Assim que nasce o sol, Yusef al-Najar, de 10 anos, corre descalço com uma panela amassada na mão em direção a uma cozinha solidária na Cidade de Gaza, onde centenas de pessoas já estão na fila.
“As pessoas se empurram com medo de perder a vez. Crianças pequenas caem”, diz Yusef.
Na Faixa de Gaza devastada pela guerra, milhares de pessoas — especialmente crianças — vão todos os dias às cozinhas solidárias na esperança de conseguir comida para suas famílias.
A crise humanitária no território palestino piorou significativamente desde que Israel bloqueou a entrada de toda a ajuda humanitária em 2 de março, dias antes de retomar sua ofensiva militar após o colapso do cessar-fogo.

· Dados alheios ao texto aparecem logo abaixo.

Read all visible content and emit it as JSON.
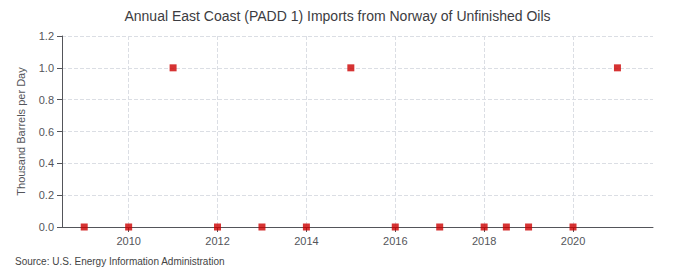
{
  "chart_data": {
    "type": "scatter",
    "title": "Annual East Coast (PADD 1) Imports from Norway of Unfinished Oils",
    "ylabel": "Thousand Barrels per Day",
    "source": "Source: U.S. Energy Information Administration",
    "x": [
      2009,
      2010,
      2011,
      2012,
      2013,
      2014,
      2015,
      2016,
      2017,
      2018,
      2018.5,
      2019,
      2020,
      2021
    ],
    "values": [
      0,
      0,
      1.0,
      0,
      0,
      0,
      1.0,
      0,
      0,
      0,
      0,
      0,
      0,
      1.0
    ],
    "color": "#cc0000",
    "marker": "square",
    "xlim": [
      2008.5,
      2021.8
    ],
    "xticks": [
      2010,
      2012,
      2014,
      2016,
      2018,
      2020
    ],
    "ylim": [
      0,
      1.2
    ],
    "yticks": [
      {
        "value": 0.0,
        "label": "0.0"
      },
      0.2,
      0.4,
      0.6,
      0.8,
      {
        "value": 1.0,
        "label": "1.0"
      },
      1.2
    ],
    "grid": true
  }
}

Os suprimentos estão cada vez mais escassos, e o Programa Mundial de Alimentos (PMA) da ONU disse na sexta-feira que enviou suas “últimas reservas de alimentos” para as cozinhas solidárias.
Yusef se sente responsável por sua família após a morte de seu pai devido à guerra. Ele não sonha com brinquedos, mas com algo muito simples: sentar-se à mesa com sua mãe e irmã e comer em paz. É por isso que, todas as manhãs, ele corre para as cozinhas solidárias.
“Às vezes, no meio do caos, a panela escorrega das minhas mãos e a comida se espalha pelo chão”, contou à AFP. “Volto para casa de mãos vazias… e essa dor é pior que a fome”.
O PMA, um dos principais fornecedores de ajuda alimentar em Gaza, afirmou que essas cozinhas podem ficar sem comida “nos próximos dias”.
– “Desejei morrer” –
Aida Abu Rayala, de 42 anos, está esperando há horas.
“Não tem farinha, não tem pão, não tenho como alimentar meus filhos”, lamenta a mulher.
“Passamos horas em pé, sob o sol escaldante e, às vezes, no frio congelante”, explica Rayala, que vem de Nuseirat, no centro de Gaza.
A casa de Rayala foi destruída por um bombardeio e a família agora vive em uma barraca improvisada.
Um dia, ela esperou na fila por três horas, mas quando chegou sua vez não havia mais comida.
“Voltei para casa de mãos vazias. Meus filhos choraram (…) e naquele momento, desejei morrer para não vê-los passar fome novamente”, confessa.
Faten al Madhun, de 52 anos, é uma das voluntárias de uma dessas cozinhas em Beit Lahia, no norte de Gaza.
Junto com outros 13 voluntários, ela cozinha no fogo à lenha, sem nenhum equipamento moderno.
“Alguns dias preparamos 500 refeições, mas mais de 600 pessoas vêm”, explica Madhun.
“A necessidade é enorme. E a cada dia que as fronteiras permanecem fechadas, a necessidade aumenta”.
Diante da escassez de farinha, do fechamento das padarias e do aumento dos preços dos alimentos básicos, esses lugares se tornaram a única fonte de alimento para dezenas de milhares de moradores de Gaza.
– “Vamos morrer de fome” –
Alaa Abu Amira vive uma situação semelhante em Khan Yunis, no sul de Gaza.
“Se você se atrasar, mesmo que apenas alguns minutos, ficará sem comida”, explica Abu Amira, de 28 anos.
“As pessoas se aglomeram, se empurram e caem. Vi uma criança se machucar e, certa vez, uma menina sofreu queimaduras quando uma panela de comida quente derramou sobre ela”, conta.
Quando recebem um prato, ele geralmente chega frio. Além disso, a comida é insossa e repetitiva, afirma.
“Nossos estômagos não aguentam mais”, diz Abu Amira, “mas que outra escolha temos? A fome destrói tudo”.
Em outro ponto de distribuição, a espera também é longa. “Estou esperando há cinco horas por um prato de arroz para meus filhos”, lamenta Mohamed Abu Sanad.
“Não tenho renda. Se as cozinhas solidárias nos derem comida, podemos comer. Se não, vamos morrer de fome”, diz.